The severed tail of the tiger killed by suspected poachers found outside the Tadoba Andhari Tiger Reserve in Chandrapur, Maharashtra
Nagpur, May 18: The carcass of a tiger, its paws, head and vital organs missing, was found outside a tiger reserve in Maharashtra today, serving a grisly reminder on the audacity of poachers despite a high alert in the state.
The mutilated carcass was found just outside the Tadoba Andhari reserve at Chandrapur district in eastern Maharashtra. The body had been chopped, the skin and tail left behind. But the paws, head, genitals and internal organs, such as the liver, intestines, kidneys and the heart, were missing.
In Borda village, barely 500m from where the carcass was spotted, the rest of the body parts were found stuffed in gunny bags and dumped near the Chandrapur-Mul state highway. The village is just outside the Tadoba reserve buffer zone, a 1,100sqkm area that protects the core reserve of 625sqkm.
Some forest officials said the poachers may have set an electric trap to maim the tiger at some other spot and then brought the animal to the fringes of the reserve to kill it. It is unnatural for tigers to roam so near human habitation in the buffer zone, they said.
The Maharashtra government has announced a reward of Rs 1 lakh to anyone who gives information on the poachers but one wildlife activist called for setting up a special investigation team.
“It can’t be tolerated,” said conservationist Kishor Rithe of the Satpuda Foundation, a group that does wildlife awareness campaigns in central India. He demanded that the government set up an SIT to probe the tiger death and nab the poachers. “You can find the poachers within a week if there’s a will,” Rithe said.

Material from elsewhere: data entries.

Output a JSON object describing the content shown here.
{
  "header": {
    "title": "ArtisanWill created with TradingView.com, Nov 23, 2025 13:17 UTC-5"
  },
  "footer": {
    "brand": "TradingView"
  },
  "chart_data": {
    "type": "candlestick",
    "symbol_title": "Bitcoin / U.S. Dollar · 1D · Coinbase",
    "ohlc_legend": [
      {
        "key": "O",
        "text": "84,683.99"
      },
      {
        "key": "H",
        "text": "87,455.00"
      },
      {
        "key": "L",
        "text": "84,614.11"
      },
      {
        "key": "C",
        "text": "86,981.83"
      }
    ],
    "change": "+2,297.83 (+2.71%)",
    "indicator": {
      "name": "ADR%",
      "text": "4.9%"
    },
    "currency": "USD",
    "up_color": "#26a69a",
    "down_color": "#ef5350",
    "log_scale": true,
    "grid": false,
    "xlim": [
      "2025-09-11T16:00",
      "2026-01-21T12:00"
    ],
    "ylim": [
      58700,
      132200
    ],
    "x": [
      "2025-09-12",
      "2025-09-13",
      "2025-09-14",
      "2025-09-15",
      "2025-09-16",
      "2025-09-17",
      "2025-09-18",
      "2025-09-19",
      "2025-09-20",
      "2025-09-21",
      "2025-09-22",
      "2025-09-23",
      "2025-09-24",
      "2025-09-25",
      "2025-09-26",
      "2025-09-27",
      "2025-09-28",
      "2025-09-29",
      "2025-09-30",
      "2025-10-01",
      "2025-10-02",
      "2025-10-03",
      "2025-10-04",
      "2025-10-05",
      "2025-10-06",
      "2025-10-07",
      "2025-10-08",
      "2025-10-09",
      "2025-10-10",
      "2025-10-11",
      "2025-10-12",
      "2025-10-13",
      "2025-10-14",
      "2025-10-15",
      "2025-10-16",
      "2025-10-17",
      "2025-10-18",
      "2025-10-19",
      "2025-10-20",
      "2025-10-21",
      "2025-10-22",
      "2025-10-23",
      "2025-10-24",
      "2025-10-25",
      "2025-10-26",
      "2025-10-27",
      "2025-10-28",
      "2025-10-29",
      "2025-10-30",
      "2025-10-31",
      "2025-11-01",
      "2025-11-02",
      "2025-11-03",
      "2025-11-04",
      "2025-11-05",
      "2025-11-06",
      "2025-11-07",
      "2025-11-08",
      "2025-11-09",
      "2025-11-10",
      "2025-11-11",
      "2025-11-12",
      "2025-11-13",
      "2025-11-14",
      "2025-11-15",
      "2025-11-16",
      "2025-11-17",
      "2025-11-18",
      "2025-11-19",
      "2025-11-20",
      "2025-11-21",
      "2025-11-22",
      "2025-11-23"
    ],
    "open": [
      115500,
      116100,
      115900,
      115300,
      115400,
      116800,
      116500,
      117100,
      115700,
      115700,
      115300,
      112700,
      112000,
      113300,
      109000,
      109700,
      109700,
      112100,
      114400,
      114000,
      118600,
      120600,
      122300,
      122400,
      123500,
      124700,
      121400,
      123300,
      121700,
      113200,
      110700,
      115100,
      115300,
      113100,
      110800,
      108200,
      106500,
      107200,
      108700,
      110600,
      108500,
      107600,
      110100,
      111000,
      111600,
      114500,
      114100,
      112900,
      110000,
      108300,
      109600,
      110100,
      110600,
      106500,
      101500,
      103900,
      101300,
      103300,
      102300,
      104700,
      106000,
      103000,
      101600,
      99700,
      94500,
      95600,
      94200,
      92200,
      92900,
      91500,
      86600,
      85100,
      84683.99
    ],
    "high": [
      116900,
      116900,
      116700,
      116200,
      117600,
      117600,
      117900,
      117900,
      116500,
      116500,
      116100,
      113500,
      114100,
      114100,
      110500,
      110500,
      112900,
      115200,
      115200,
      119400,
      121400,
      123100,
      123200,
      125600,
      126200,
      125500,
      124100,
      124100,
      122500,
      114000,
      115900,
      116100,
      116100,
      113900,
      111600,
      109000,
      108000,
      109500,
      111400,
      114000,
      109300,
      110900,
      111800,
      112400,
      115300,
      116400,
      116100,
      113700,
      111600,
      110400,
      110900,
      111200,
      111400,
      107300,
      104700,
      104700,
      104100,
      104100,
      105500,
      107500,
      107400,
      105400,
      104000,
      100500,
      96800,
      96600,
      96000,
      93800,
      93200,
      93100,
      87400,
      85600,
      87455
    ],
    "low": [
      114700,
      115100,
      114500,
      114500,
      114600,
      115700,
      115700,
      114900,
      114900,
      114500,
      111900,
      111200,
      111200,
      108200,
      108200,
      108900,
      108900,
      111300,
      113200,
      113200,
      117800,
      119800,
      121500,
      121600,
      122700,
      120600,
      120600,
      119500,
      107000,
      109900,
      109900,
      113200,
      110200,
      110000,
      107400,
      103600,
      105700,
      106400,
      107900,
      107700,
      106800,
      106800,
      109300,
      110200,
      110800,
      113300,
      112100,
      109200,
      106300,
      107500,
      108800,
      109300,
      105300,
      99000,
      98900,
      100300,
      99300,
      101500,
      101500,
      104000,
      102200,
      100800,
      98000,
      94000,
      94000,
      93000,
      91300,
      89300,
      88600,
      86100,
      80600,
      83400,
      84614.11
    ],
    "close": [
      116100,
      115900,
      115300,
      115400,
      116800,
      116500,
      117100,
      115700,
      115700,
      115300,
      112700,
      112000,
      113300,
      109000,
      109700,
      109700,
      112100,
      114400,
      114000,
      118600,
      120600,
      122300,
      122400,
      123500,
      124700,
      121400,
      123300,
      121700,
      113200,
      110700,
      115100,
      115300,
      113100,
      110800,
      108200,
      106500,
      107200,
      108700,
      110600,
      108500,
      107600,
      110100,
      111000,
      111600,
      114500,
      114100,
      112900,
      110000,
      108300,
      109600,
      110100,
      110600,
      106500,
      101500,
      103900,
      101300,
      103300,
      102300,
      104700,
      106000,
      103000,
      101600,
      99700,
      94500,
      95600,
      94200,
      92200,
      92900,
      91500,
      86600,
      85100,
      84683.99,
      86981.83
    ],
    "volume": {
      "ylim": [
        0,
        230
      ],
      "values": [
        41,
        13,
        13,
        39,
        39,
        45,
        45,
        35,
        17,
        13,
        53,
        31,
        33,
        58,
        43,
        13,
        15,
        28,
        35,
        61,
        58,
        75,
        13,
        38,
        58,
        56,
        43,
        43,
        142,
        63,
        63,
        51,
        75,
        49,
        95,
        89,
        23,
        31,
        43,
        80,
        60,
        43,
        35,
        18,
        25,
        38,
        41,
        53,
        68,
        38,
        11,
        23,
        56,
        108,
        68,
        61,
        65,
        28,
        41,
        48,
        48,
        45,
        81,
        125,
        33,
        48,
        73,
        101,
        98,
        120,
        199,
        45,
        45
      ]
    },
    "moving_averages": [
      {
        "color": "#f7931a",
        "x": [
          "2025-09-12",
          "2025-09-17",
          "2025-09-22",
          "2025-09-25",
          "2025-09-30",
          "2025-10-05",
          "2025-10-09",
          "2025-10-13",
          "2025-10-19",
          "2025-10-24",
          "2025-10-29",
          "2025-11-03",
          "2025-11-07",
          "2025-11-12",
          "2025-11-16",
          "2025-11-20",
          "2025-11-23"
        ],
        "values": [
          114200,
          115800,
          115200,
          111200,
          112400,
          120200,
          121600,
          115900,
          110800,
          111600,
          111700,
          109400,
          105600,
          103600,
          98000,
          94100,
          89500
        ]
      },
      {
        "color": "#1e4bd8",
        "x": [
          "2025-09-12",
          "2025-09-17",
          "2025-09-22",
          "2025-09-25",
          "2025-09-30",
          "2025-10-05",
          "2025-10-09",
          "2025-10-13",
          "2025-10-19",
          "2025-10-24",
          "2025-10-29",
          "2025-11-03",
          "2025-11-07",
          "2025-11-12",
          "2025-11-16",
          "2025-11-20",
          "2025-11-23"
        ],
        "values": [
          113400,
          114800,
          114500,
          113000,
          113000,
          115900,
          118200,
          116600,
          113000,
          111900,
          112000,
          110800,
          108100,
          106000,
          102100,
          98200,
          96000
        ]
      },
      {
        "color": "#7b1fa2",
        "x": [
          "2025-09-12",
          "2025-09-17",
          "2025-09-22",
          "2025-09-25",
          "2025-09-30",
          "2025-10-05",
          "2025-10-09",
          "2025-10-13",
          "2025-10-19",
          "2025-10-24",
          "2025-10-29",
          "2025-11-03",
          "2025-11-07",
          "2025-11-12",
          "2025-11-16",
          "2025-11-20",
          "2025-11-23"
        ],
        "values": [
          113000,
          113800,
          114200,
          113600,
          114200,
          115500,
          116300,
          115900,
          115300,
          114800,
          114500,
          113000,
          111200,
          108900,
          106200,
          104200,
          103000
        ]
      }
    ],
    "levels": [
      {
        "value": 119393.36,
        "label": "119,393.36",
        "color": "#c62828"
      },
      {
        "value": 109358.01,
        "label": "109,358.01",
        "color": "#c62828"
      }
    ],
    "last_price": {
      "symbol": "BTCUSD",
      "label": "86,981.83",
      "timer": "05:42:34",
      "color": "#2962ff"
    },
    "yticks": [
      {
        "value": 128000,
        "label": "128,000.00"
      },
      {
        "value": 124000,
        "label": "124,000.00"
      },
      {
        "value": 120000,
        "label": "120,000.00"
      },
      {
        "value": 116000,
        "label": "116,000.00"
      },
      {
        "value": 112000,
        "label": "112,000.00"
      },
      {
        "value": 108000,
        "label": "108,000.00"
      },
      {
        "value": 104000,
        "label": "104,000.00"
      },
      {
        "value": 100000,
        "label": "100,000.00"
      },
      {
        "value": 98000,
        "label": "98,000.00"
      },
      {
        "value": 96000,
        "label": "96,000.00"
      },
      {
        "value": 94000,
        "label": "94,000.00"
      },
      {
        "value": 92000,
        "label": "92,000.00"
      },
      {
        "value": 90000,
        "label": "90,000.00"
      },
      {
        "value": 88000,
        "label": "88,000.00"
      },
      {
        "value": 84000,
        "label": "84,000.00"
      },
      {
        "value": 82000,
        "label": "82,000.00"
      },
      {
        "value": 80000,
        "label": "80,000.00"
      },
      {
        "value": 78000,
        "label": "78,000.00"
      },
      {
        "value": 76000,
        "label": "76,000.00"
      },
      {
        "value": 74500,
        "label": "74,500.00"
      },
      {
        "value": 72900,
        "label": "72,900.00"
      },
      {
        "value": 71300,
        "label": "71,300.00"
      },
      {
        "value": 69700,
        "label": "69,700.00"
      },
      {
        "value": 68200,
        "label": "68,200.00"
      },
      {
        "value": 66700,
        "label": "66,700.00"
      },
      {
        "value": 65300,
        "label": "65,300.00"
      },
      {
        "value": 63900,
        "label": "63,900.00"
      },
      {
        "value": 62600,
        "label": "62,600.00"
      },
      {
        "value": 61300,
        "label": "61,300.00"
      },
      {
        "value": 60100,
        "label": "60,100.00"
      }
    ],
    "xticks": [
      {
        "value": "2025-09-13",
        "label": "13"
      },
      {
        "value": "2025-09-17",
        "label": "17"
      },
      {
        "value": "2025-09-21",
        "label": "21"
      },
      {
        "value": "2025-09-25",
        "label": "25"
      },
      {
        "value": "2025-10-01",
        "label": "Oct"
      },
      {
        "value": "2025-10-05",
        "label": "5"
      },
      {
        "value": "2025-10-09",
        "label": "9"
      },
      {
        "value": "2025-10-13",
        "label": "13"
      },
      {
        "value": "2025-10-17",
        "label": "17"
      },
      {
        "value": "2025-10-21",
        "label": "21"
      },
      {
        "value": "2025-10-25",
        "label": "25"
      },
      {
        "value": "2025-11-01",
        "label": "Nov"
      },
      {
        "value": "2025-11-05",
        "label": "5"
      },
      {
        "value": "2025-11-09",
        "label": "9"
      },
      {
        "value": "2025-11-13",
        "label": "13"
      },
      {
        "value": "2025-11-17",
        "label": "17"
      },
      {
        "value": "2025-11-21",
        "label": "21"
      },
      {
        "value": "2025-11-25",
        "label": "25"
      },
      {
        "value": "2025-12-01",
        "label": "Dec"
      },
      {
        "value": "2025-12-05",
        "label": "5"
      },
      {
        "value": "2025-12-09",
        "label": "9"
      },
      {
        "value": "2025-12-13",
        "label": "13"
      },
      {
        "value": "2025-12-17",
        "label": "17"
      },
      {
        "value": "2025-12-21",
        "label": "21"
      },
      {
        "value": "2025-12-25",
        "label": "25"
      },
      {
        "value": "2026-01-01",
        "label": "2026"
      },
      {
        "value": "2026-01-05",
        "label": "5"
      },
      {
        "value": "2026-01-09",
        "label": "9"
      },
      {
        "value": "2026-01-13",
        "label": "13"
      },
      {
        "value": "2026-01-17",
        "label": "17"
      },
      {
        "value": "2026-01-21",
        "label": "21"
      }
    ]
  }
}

What has infuriated wildlife activists is that the poachers struck just two days after a high alert was issued following specific intelligence that a gang, belonging to a particular community in Madhya Pradesh, was out to kill 25 animals to meet a contract for tiger parts in Southeast Asian countries.
The state forest department is yet to crack an earlier incident of poaching on April 27 when an adult tiger was killed and another critically injured inside a jaw trap in the Tadoba buffer zone.
Stung by the April 27 incident, the state forest department announced several measures, such as funds to develop an intelligence network, a reward scheme for local informers, appointment of forest guards under the Special Tiger Protection Force and increased surveillance.
“We have asked forest authorities for 100 per cent monitoring of water holes in tiger reserves. We have taken up advertisement and an information campaign to tell locals about the situation and have promised rewards for information on poachers,” Pravin Pardeshi, the principal secretary in the state forest department, said recently in Mumbai.
Today’s incident showed that the poachers were emboldened as investigations into the April 27 incident had been unsuccessful, activists said.
India has lost 32 tigers in the past four months, of which 14 are feared to have been killed by poachers, Jayanthi Natarajan, the minister for environment and forests, said in New Delhi earlier this week on the sidelines of the first meeting to review the implementation of the Global Tiger Recovery Programme.
Sabri Zain, the campaign director for Traffic International, mentioned at the meeting that sizeable rich populations in China and Vietnam eat tiger meat and drink tiger bone wine because it gives them a special status in society”.
Tadoba’s tiger population has risen in the past year, according to foresters, from 53 last year to 69 this year. Tickets for entrance to the reserve have to be booked at least a month ahead, especially in summer when sightings are almost certain.